Emmitt Smith's big moment came on the Cowboys' opening drive when he went down the left sideline for 65 yards to the Minnesota three-yard line. But the Cowboys had to settle for an 18-yard Eddie Murray field goal.
After Minnesota's Gary Anderson answered with a 47-yard field goal on a day when he would become the NFL career leader in postseason points with 128, Emmitt Smith pushed the Cowboys into their final lead with a five-yard touchdown run, making a sharp cutback to shake off a posse of tacklers.
The Vikings' Smith tied the game in the second quarter when he took a short pass from George and went down the left sideline for a 26-yard scoring play.

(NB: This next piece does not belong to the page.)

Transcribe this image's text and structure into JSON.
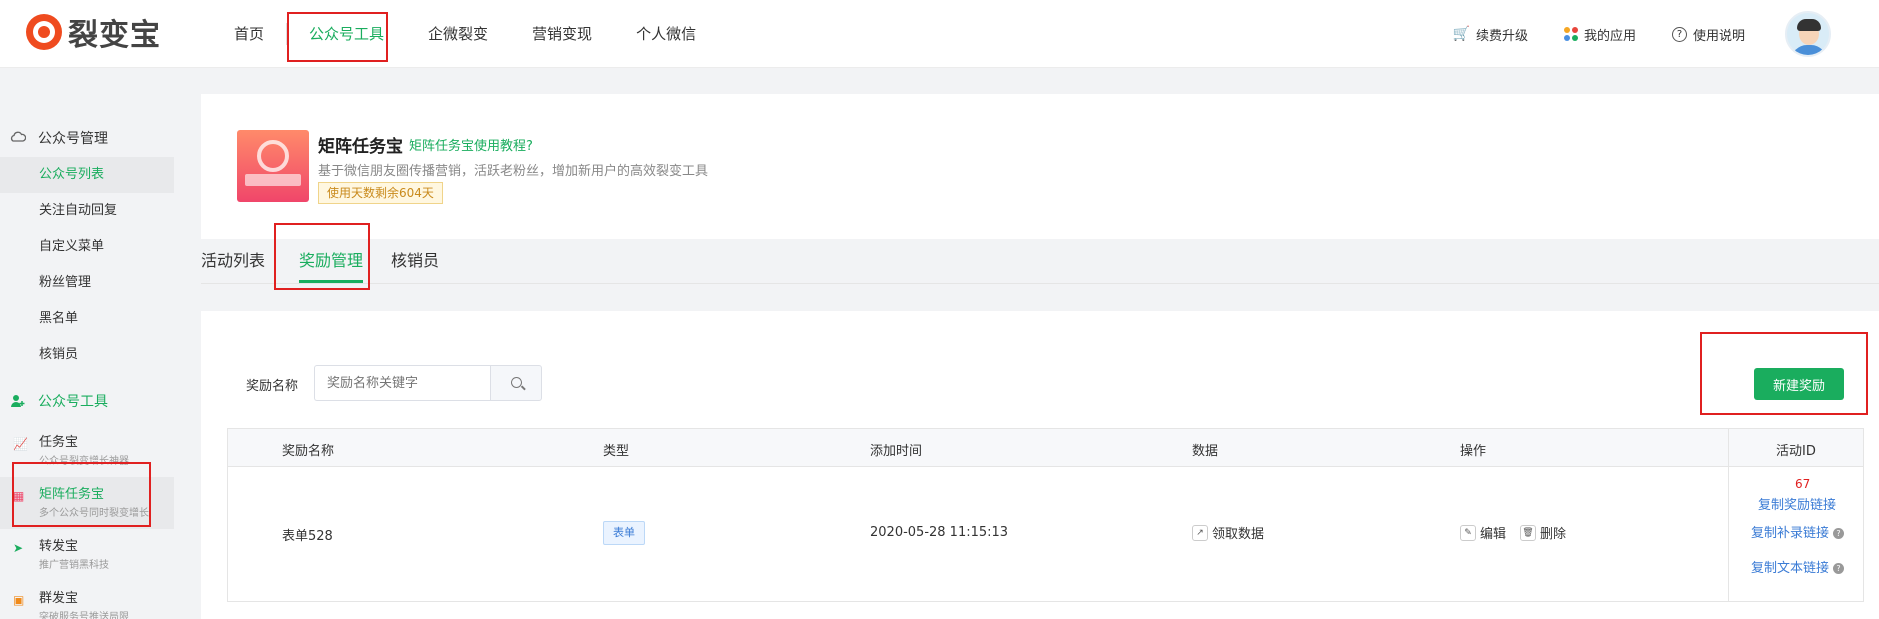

As he would most of the afternoon, George resisted the temptation to force a ball to Moss or Carter when they were tightly covered, opting for Smith as a safety valve.
"I was just basically running down the sideline as a decoy," Smith said. "I can't say enough about Jeff and his ability to take advantage of what defenses give him. He saw that there was nobody out there and, as soon as I turned around, the ball was there."
Before halftime, George struck again, this time to his big-play receiver Moss. George threw a long pass that Moss and Dallas defensive back Kevin Mathis battled for. As he has done so many times in his two spectacular seasons, Moss won the battle, controlling the ball and smoothly backpedaling a few yards into the end zone to complete a 58-yard scoring play.
Although the the Cowboys only trailed 17-10 in the third quarter, Gailey called on his Smith for only three carries, the result a loss of four yards.